The thing is, few styles are versatile enough for all of these activities, which has resulted in far too many women venturing out in sloppy garments best reserved for a night alone in bunny slippers eating a carton of ice cream.
We shopped for five pairs comfy enough to snooze in but stylish enough for a quick foray out in public. We soon learned that this combination can cost $80 or $90 a pop. And we still didn't find our Holy Grail.
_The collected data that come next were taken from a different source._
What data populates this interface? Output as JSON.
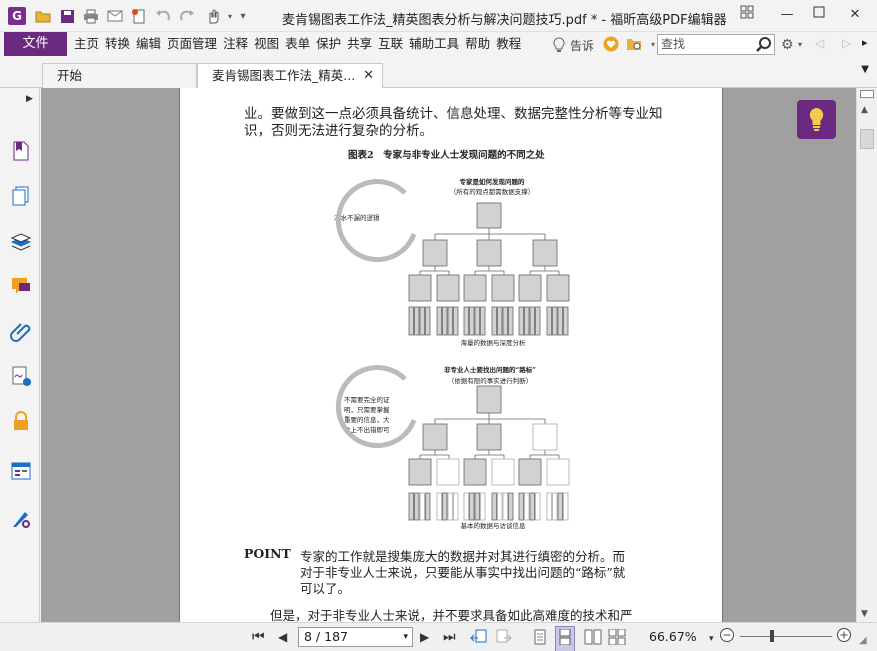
{
  "window": {
    "title": "麦肯锡图表工作法_精英图表分析与解决问题技巧.pdf * - 福昕高级PDF编辑器",
    "logo_letter": "G"
  },
  "menu": {
    "file": "文件",
    "items": [
      "主页",
      "转换",
      "编辑",
      "页面管理",
      "注释",
      "视图",
      "表单",
      "保护",
      "共享",
      "互联",
      "辅助工具",
      "帮助",
      "教程"
    ],
    "tell_me": "告诉",
    "search_placeholder": "查找"
  },
  "tabs": {
    "start": "开始",
    "document": "麦肯锡图表工作法_精英..."
  },
  "document": {
    "line1": "业。要做到这一点必须具备统计、信息处理、数据完整性分析等专业知",
    "line2": "识，否则无法进行复杂的分析。",
    "figure_caption": "图表2　专家与非专业人士发现问题的不同之处",
    "expert": {
      "heading": "专家是如何发现问题的",
      "subheading": "（所有的观点都需数据支撑）",
      "bubble": "滴水不漏的逻辑",
      "footer": "海量的数据与深度分析"
    },
    "novice": {
      "heading": "非专业人士要找出问题的“路标”",
      "subheading": "（依据有限的事实进行判断）",
      "bubble_lines": [
        "不需要完全的证",
        "明，只需要掌握",
        "重要的信息，大",
        "体上不出错即可"
      ],
      "footer": "基本的数据与访谈信息"
    },
    "point_label": "POINT",
    "point_line1": "专家的工作就是搜集庞大的数据并对其进行缜密的分析。而",
    "point_line2": "对于非专业人士来说，只要能从事实中找出问题的“路标”就",
    "point_line3": "可以了。",
    "last_line": "但是，对于非专业人士来说，并不要求具备如此高难度的技术和严"
  },
  "status": {
    "page_display": "8 / 187",
    "zoom": "66.67%"
  }
}
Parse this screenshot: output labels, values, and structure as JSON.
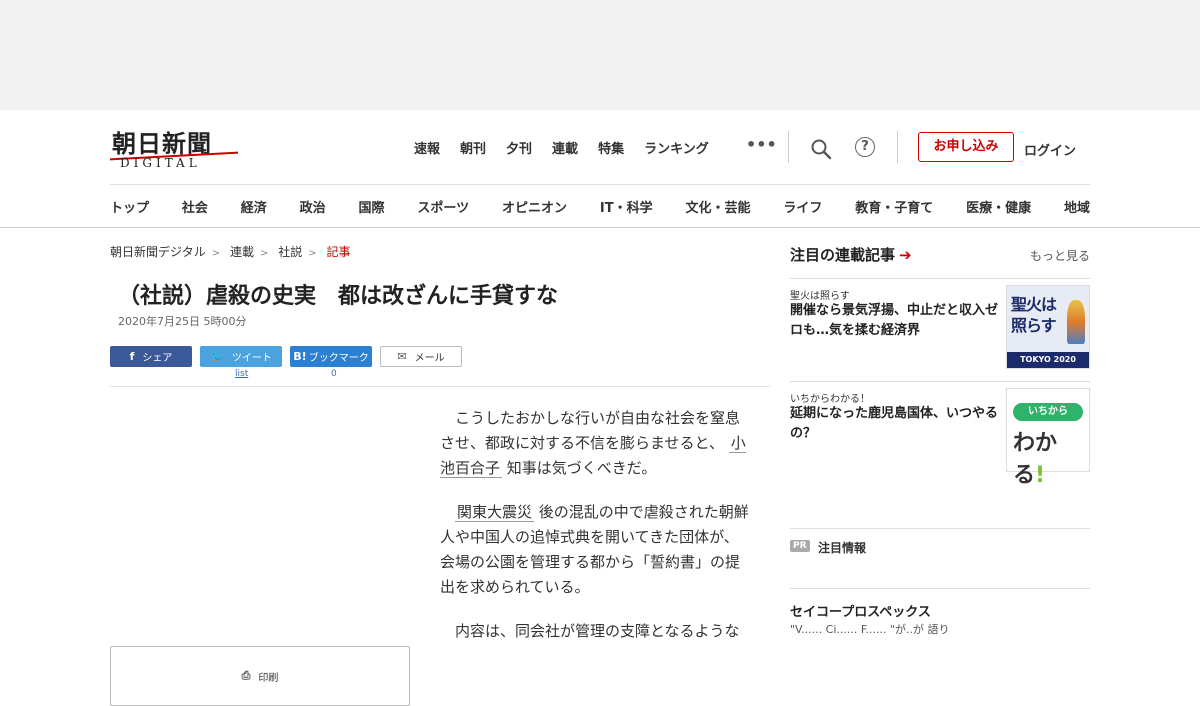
{
  "logo": {
    "jp": "朝日新聞",
    "en": "DIGITAL"
  },
  "topnav": [
    "速報",
    "朝刊",
    "夕刊",
    "連載",
    "特集",
    "ランキング"
  ],
  "header": {
    "more": "•••",
    "apply_label": "お申し込み",
    "login_label": "ログイン",
    "help": "?"
  },
  "catnav": [
    "トップ",
    "社会",
    "経済",
    "政治",
    "国際",
    "スポーツ",
    "オピニオン",
    "IT・科学",
    "文化・芸能",
    "ライフ",
    "教育・子育て",
    "医療・健康",
    "地域"
  ],
  "breadcrumb": [
    "朝日新聞デジタル",
    "連載",
    "社説",
    "記事"
  ],
  "article": {
    "title": "（社説）虐殺の史実　都は改ざんに手貸すな",
    "date": "2020年7月25日 5時00分",
    "p1_pre": "こうしたおかしな行いが自由な社会を窒息させ、都政に対する不信を膨らませると、",
    "p1_link": "小池百合子",
    "p1_post": "知事は気づくべきだ。",
    "p2_link": "関東大震災",
    "p2_post": "後の混乱の中で虐殺された朝鮮人や中国人の追悼式典を開いてきた団体が、会場の公園を管理する都から「誓約書」の提出を求められている。",
    "p3": "内容は、同会社が管理の支障となるような"
  },
  "share": {
    "facebook": "シェア",
    "twitter": "ツイート",
    "hatena": "ブックマーク",
    "mail": "メール",
    "print": "印刷",
    "twitter_count": "list",
    "hatena_count": "0",
    "hatena_icon": "B!"
  },
  "sidebar": {
    "heading": "注目の連載記事",
    "arrow": "➔",
    "more": "もっと見る",
    "cards": [
      {
        "kicker": "聖火は照らす",
        "headline": "開催なら景気浮揚、中止だと収入ゼロも…気を揉む経済界",
        "thumb_text": "聖火は照らす",
        "thumb_sub": "TOKYO 2020"
      },
      {
        "kicker": "いちからわかる！",
        "headline": "延期になった鹿児島国体、いつやるの？",
        "thumb_pill": "いちから",
        "thumb_big": "わかる",
        "thumb_bang": "!"
      }
    ],
    "pr_badge": "PR",
    "pr_label": "注目情報",
    "pr2_label": "セイコープロスペックス",
    "pr2_sub": "\"V...... Ci...... F...... \"が..が 語り"
  },
  "colors": {
    "accent": "#c00000",
    "facebook": "#3b5998",
    "twitter": "#4aa3df",
    "hatena": "#2c80d3"
  }
}
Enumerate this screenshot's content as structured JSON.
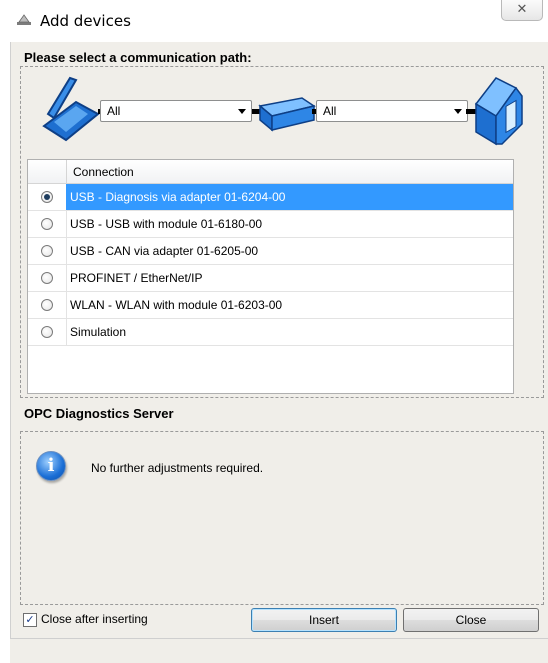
{
  "window": {
    "title": "Add devices",
    "close_glyph": "✕"
  },
  "path_section": {
    "label": "Please select a communication path:",
    "combo1_value": "All",
    "combo2_value": "All",
    "icons": [
      "laptop-icon",
      "adapter-icon",
      "device-icon"
    ]
  },
  "grid": {
    "header": "Connection",
    "rows": [
      {
        "label": "USB - Diagnosis via adapter 01-6204-00",
        "selected": true
      },
      {
        "label": "USB - USB with module 01-6180-00",
        "selected": false
      },
      {
        "label": "USB - CAN via adapter 01-6205-00",
        "selected": false
      },
      {
        "label": "PROFINET / EtherNet/IP",
        "selected": false
      },
      {
        "label": "WLAN - WLAN with module 01-6203-00",
        "selected": false
      },
      {
        "label": "Simulation",
        "selected": false
      }
    ]
  },
  "server_section": {
    "label": "OPC Diagnostics Server",
    "info_glyph": "i",
    "message": "No further adjustments required."
  },
  "footer": {
    "close_after_label": "Close after inserting",
    "close_after_checked": true,
    "check_glyph": "✓",
    "insert_label": "Insert",
    "close_label": "Close"
  },
  "colors": {
    "selection": "#3399ff",
    "panel_bg": "#f0eee9",
    "icon_blue": "#1e6fd0"
  }
}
The thick, loose, cotton/Lycra pants from lucy were certainly modest enough for the grocery store but we found them frumpy. In contrast, the Calvin Klein Underwear pair, made from a gossamer-weight blend of modal and Lycra, would be a dream to nap in but were not suitable for outdoors. The same went for the Pima-cotton pair from ADAM, billed as perfect for air travel. Uh, no. Why not just stroll through the terminal in your nightie?
Our Best Overall, the $89 James Perse loungers, were close-cut enough that with a long sweater to cover the decorative front fly, they'd do in public. Best Value goes to the American Apparel cotton drawstring pants. At $28, the price didn't make us tense.
Fine jersey Relaxe pant (Best Value)
$28; standard shipping adds $7
The good: T-shirt weight, 100% cotton pants with a drawstring waist were neither too baggy nor too skimpy and would do for a quick run to the end of the driveway. Made in USA.
The bad: The fabric wasn't as silky as the ADAM pants or many of the other blends. (The company says the fabric holds its shape better than pima does.) Very low rise, at two inches or more below the navel.
The shopping: We're not prudish, but it's hard not to be put off by this company's trademark suggestive photos of glassy-eyed girls.